Cuevas v. Wentworth Group, 226 N.J. 480 (2016). In He v. Miller, 207 N.J. 230 (2011), the Supreme Court addressed issues of remittitur at length and in detail. Among other things, the Court there “endorsed the use of comparable verdicts in remittitur motions,” as Justice Albin stated in his unanimous opinion today. But in today’s opinion, the Court announced that “the comparison of supposedly similar verdicts to assess whether a particular damages award is excessive is ultimately a futile exercise that should be abandoned.”
This case arose under the New Jersey Law Against Discrimination, N.J.S.A. 10:5-2 et seq. (“LAD”). Plaintiffs are brothers who had been employed by defendant Wentworth Group in management positions. Plaintiffs are of Hispanic descent. They alleged that they encountered a hostile work environment, with multiple comments being made by defendants’ executives and others that demeaned plaintiffs because of their Hispanic background. Sometimes those remarks were made in the presence of persons whom plaintiffs supervised.
One plaintiff was terminated by defendant just four weeks after having received a substantial performance-based raise. The other plaintiff was terminated roughly one month later, after he complained about the termination of his brother. Plaintiffs sued, and a jury returned a compensatory and punitive damages verdict of several million dollars in their favor. Plaintiffs were also awarded roughly $500,000 in attorneys’ fees.
Defendants sought remittitur, but the Law Division judge denied that application. That judge declined to apply her own “feel of the case” because she was relatively new to the bench, so she did not accept or consider other verdicts. Defendants appealed the denial of remittitur and other issues, but the Appellate Division affirmed. Defendants sought Supreme Court review, which the Court granted, but only on the remittitur issue. Today, the Court affirmed the rulings below.
After outlining the governing law regarding remittitur, Justice Albin noted that a jury verdict, including a damage award, is “cloaked with a presumption of correctness” that can be overcome only by “clearly and convincingly” showing that the award represents a “miscarriage of justice.” Appellate courts are required to give deference to the trial judge’s “feel of the case” in this context. Justice Albin explained that this refers to the fact that the judge sees the witnesses, the parties, and the jury, which the appellate courts do not. Here, though disclaiming reliance on her “feel of the case,” the Law Division judge observed that the jury had been “extremely attentive throughout the trial,” and that plaintiffs had “presented extremely well” and appeared “genuine, earnest, and credible.” The jury’s findings were to be accorded deference.

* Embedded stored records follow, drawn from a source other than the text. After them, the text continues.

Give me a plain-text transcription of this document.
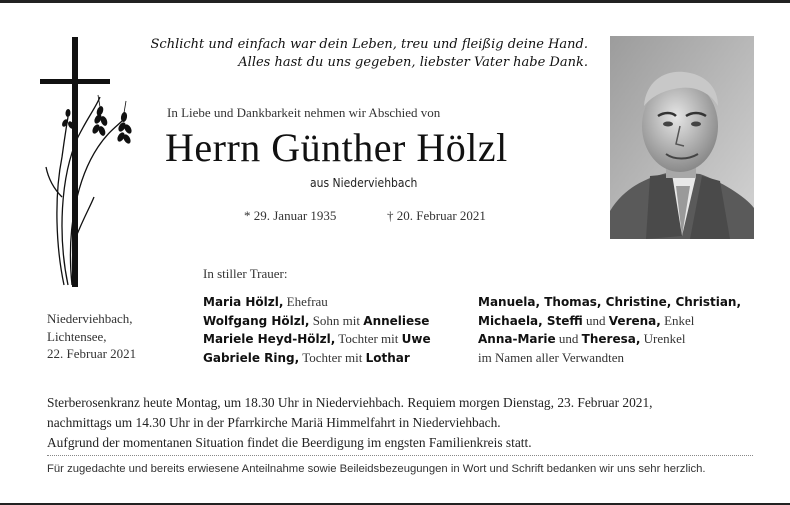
Schlicht und einfach war dein Leben, treu und fleißig deine Hand.
Alles hast du uns gegeben, liebster Vater habe Dank.
In Liebe und Dankbarkeit nehmen wir Abschied von
Herrn Günther Hölzl
aus Niederviehbach
* 29. Januar 1935	† 20. Februar 2021
In stiller Trauer:
Niederviehbach,
Lichtensee,
22. Februar 2021
Maria Hölzl, Ehefrau
Wolfgang Hölzl, Sohn mit Anneliese
Mariele Heyd-Hölzl, Tochter mit Uwe
Gabriele Ring, Tochter mit Lothar
Manuela, Thomas, Christine, Christian,
Michaela, Steffi und Verena, Enkel
Anna-Marie und Theresa, Urenkel
im Namen aller Verwandten
Sterberosenkranz heute Montag, um 18.30 Uhr in Niederviehbach. Requiem morgen Dienstag, 23. Februar 2021,
nachmittags um 14.30 Uhr in der Pfarrkirche Mariä Himmelfahrt in Niederviehbach.
Aufgrund der momentanen Situation findet die Beerdigung im engsten Familienkreis statt.
Für zugedachte und bereits erwiesene Anteilnahme sowie Beileidsbezeugungen in Wort und Schrift bedanken wir uns sehr herzlich.
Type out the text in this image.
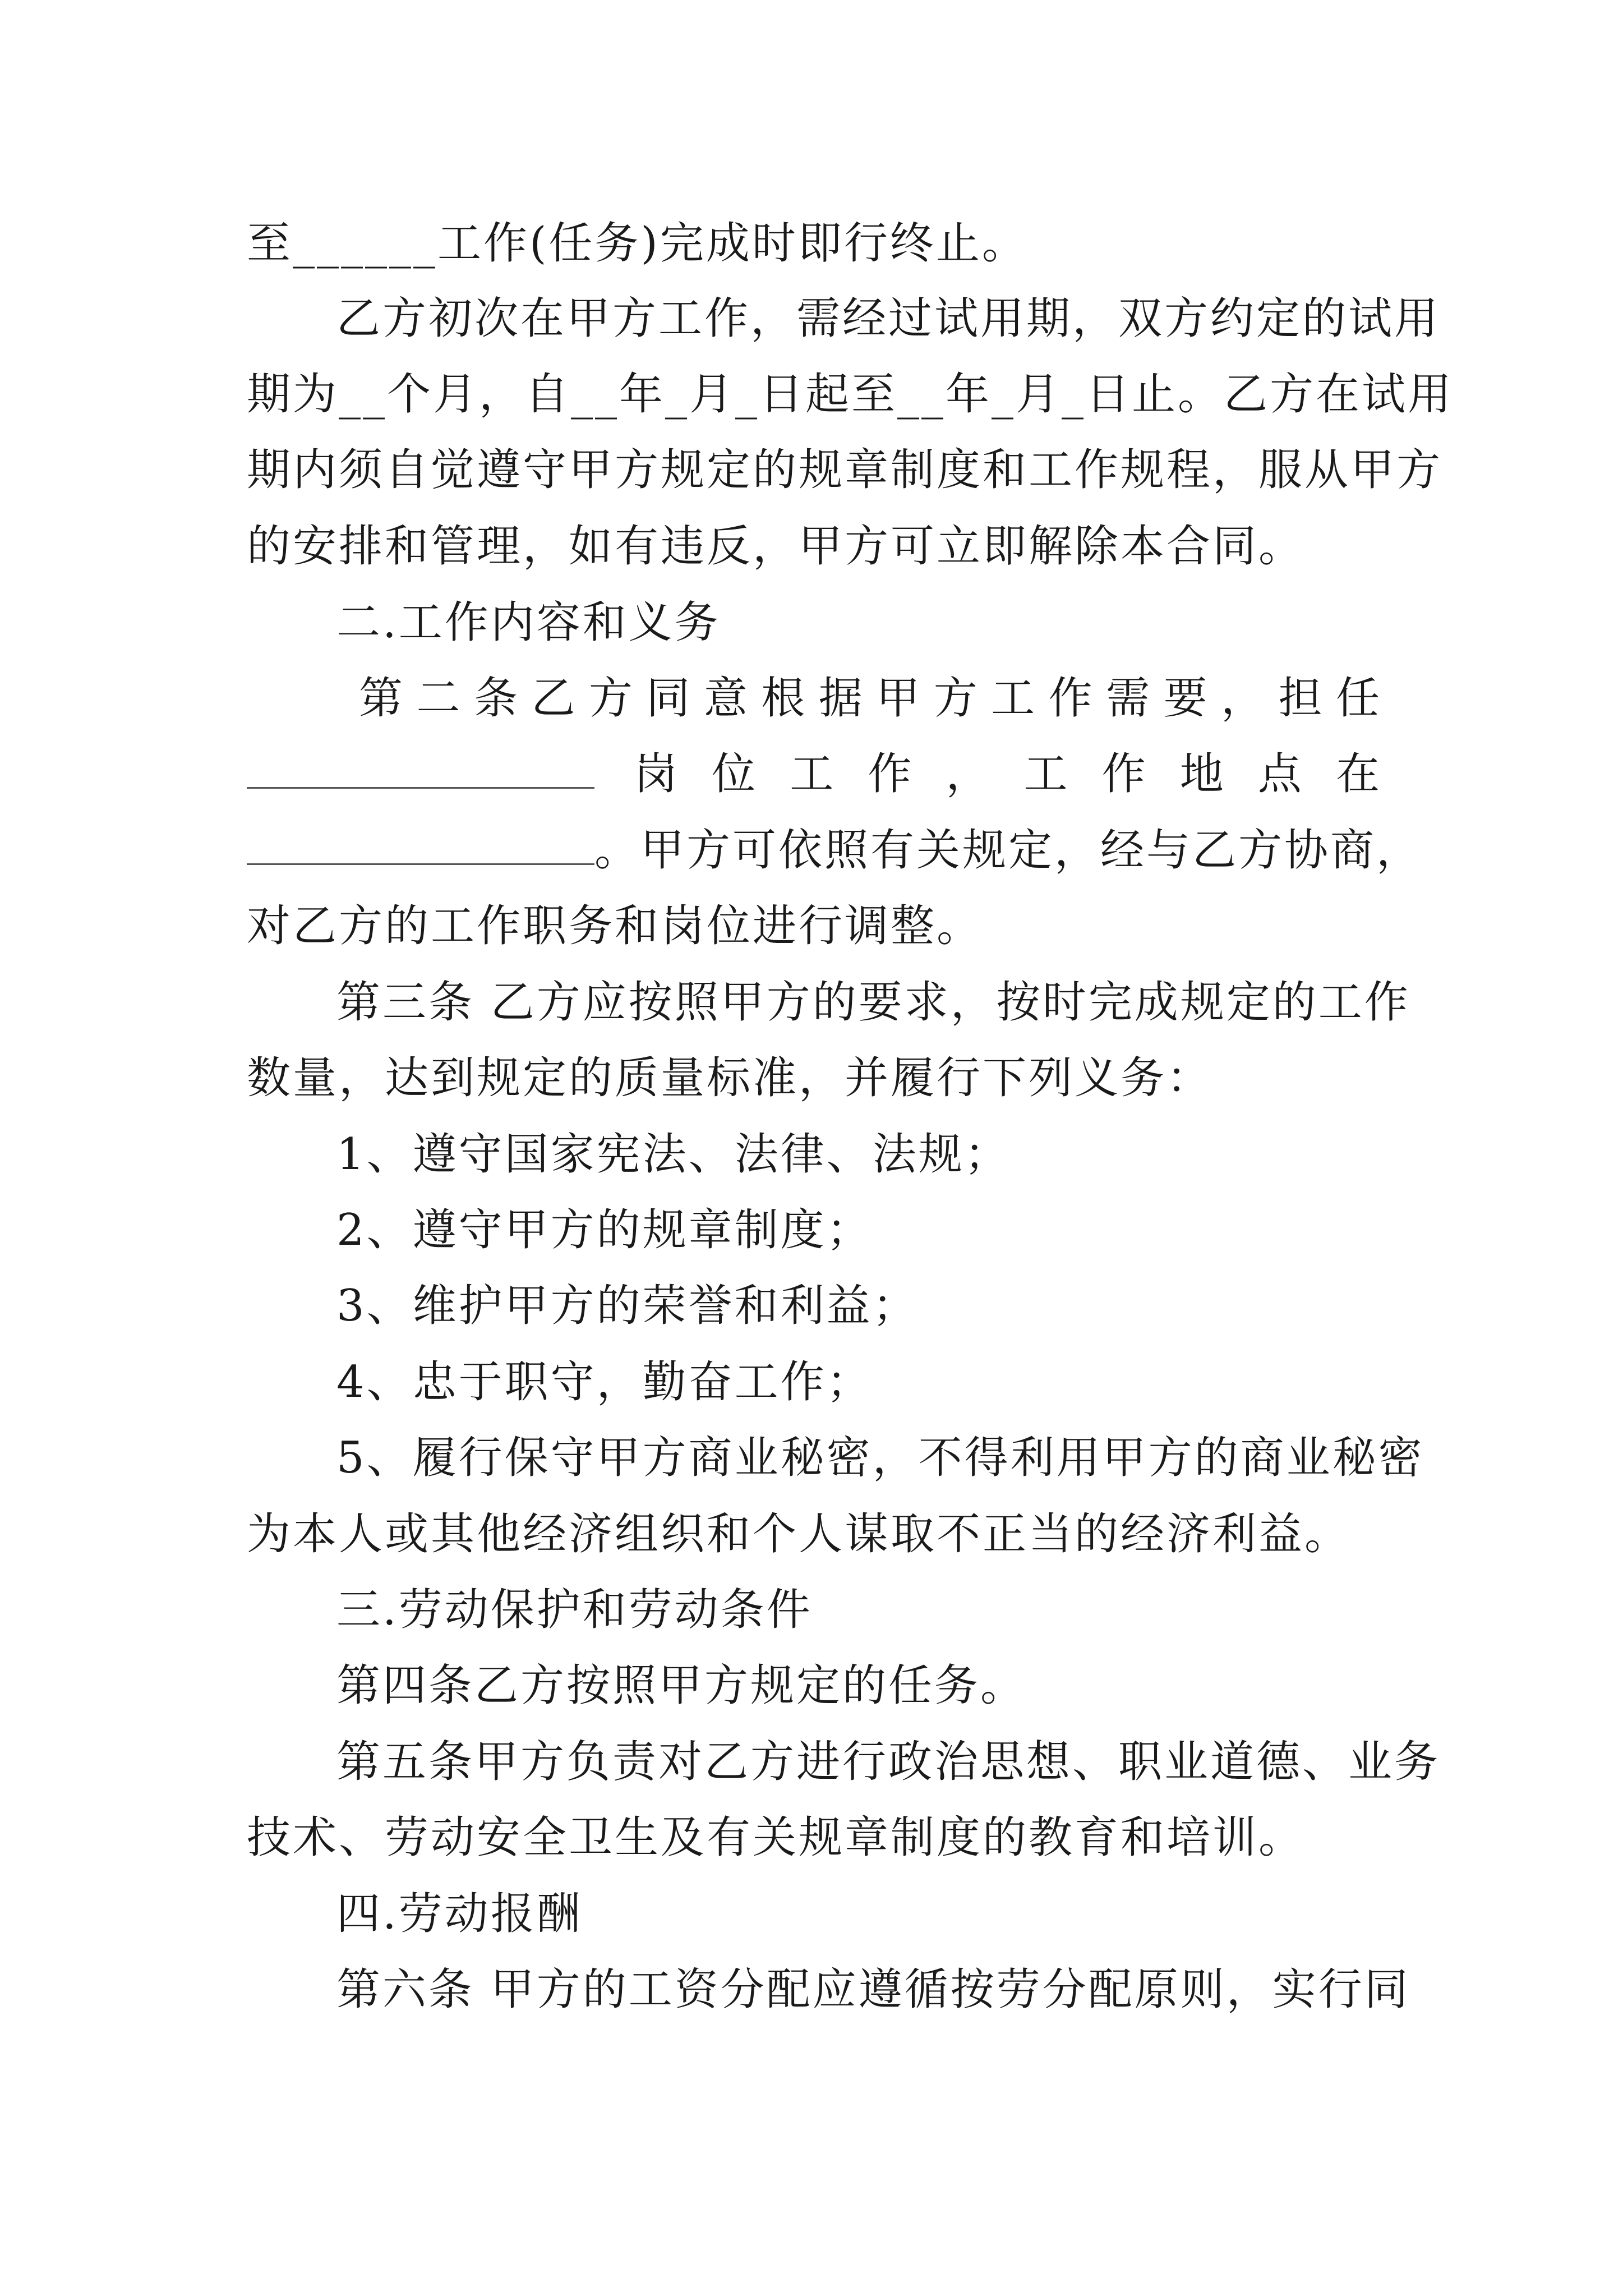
至______工作(任务)完成时即行终止。
乙方初次在甲方工作，需经过试用期，双方约定的试用
期为__个月，自__年_月_日起至__年_月_日止。乙方在试用
期内须自觉遵守甲方规定的规章制度和工作规程，服从甲方
的安排和管理，如有违反，甲方可立即解除本合同。
二.工作内容和义务
第 二 条 乙 方 同 意 根 据 甲 方 工 作 需 要 ， 担 任
岗 位 工 作 ， 工 作 地 点 在
。甲方可依照有关规定，经与乙方协商，
对乙方的工作职务和岗位进行调整。
第三条 乙方应按照甲方的要求，按时完成规定的工作
数量，达到规定的质量标准，并履行下列义务：
1、遵守国家宪法、法律、法规；
2、遵守甲方的规章制度；
3、维护甲方的荣誉和利益；
4、忠于职守，勤奋工作；
5、履行保守甲方商业秘密，不得利用甲方的商业秘密
为本人或其他经济组织和个人谋取不正当的经济利益。
三.劳动保护和劳动条件
第四条乙方按照甲方规定的任务。
第五条甲方负责对乙方进行政治思想、职业道德、业务
技术、劳动安全卫生及有关规章制度的教育和培训。
四.劳动报酬
第六条 甲方的工资分配应遵循按劳分配原则，实行同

Defendants, however, contended that a review of purportedly “comparable” jury verdicts showed that the verdict here “shock[ed] the judicial conscience,” the applicable standard. Justice Albin addressed that issue in two parts. First, he ruled that other verdicts of which a trial judge is aware, from his or her own experiences as a lawyer or a judge, cannot be considered. Such verdicts are not part of the record, “are not subject to testing through the adversarial process,” and may not be representative of verdicts as a whole. “The grant or denial of a remittitur motion cannot depend on the happenstance of the personal experiences of the trial or appellate judges assigned to a particular case.”
Second, Justice Albin turned to the verdicts that defendants had offered as “comparable.” He noted that, like the first category, it could not be shown that cases adduced by a party were representative, factually similar, or involved “similarly constituted plaintiffs.” Summaries of cases from published sources, “and even unreported decisions of the Appellate Division,” were not superior to the jury’s care and attention, and the unique position that the jury had in assessing credibility and other in-person aspects in particular cases such as this one.
Justice Albin concluded: “We do not believe that having our trial courts review snippets of information about cases that are not truly comparable is a worthwhile use of judicial resources or likely to bring greater justice to either plaintiffs or defendants. We therefore disapprove of the comparative-case analysis in deciding remittitur motions. We are confident that the instances in which a remittitur should be granted will be glaring and obvious from the record,” without the need to search for supposedly “comparable” cases.
The damage awards here, though “probably on the high end,” were affirmed. They were not so “pervaded by a sense of wrongness” as to shock the conscience. And since the Law Division judge, in denying remittitur, had not relied on her own experience or defendants’ cited verdicts, there was no basis to overturn the jury verdict.
This opinion made frequent and favorable reference to Mickens v. Misdom, 438 N.J. Super. 531 (App. Div. 2015). That case was discussed here. There, the Appellate Division wrestled with the majority and dissenting opinions in He v. Miller. Today’s decision, however, opens an important new chapter in remittitur law.